Na wyświetlaczu urządzenia pokazała się godzina dziewiąta. Długo nie myśląc, odblokowałam komórkę i napisałam wiadomość:
,,Albo zabiję ją, albo siebie x”
Sms'a wysłałam do Niall'a, Chell i Cloe. Wstałam z łóżka i ruszyłam do łazienki. Dopiero po otworzeniu drzwi doszło do mnie, że gościła w niej Jillian. W tym samym momencie usłyszałam dźwięk wiadomości od Nialla.
,,Obydwie opcje są do kitu... Po pierwsze: zabijanie jej nie ma sensu... Chyba, że wolisz spędzić dwadzieścia pięć lat w więzieniu, niż poczekać jeszcze kilka dni :) A po drugie: nie możesz pozwolić, żeby ze świata zniknęła taka wariatka jak ty :D Bez ciebie byłoby nudno x”
Czytając tę wiadomość zaczęłam się śmiać sama do siebie. Po chwili postanowiłam odpisać:
,,Mnie pierwsza opcja zadowala, ale twoje argumenty mnie przekonują w stu procentach x Dzięki :**”
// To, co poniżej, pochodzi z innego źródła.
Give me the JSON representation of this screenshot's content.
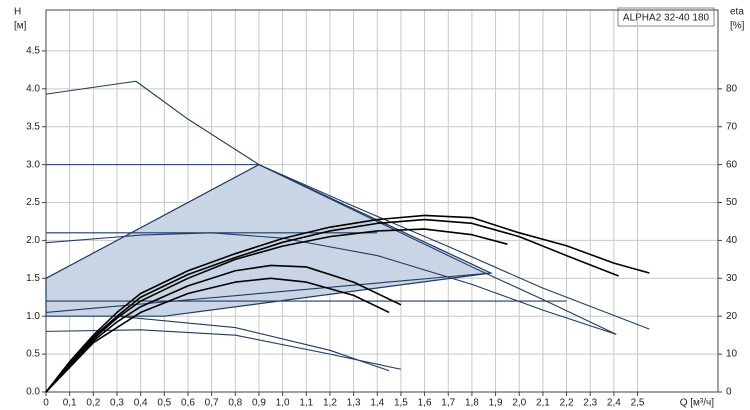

Nacisnęłam klawisz ,,wyślij” i odłożyłam telefon na białą toaletkę, stojącą pod lustrem i zabrałam się do sprzątania pomieszczenia. Po ogarnięciu większości łazienki mój telefon ponowne się odezwał. Uśmiech mimowolnie pojawił się na mojej twarzy na wspomnienie o blondynie. Kiedy podeszłam do urządzenia na wyświetlaczu pojawiły się dwie nowe wiadomości:
,,Cieszę się, że pomogłem. Niall x”
Oraz:
,,Z chęcią pomogę w pozbywaniu się tej małej suki x”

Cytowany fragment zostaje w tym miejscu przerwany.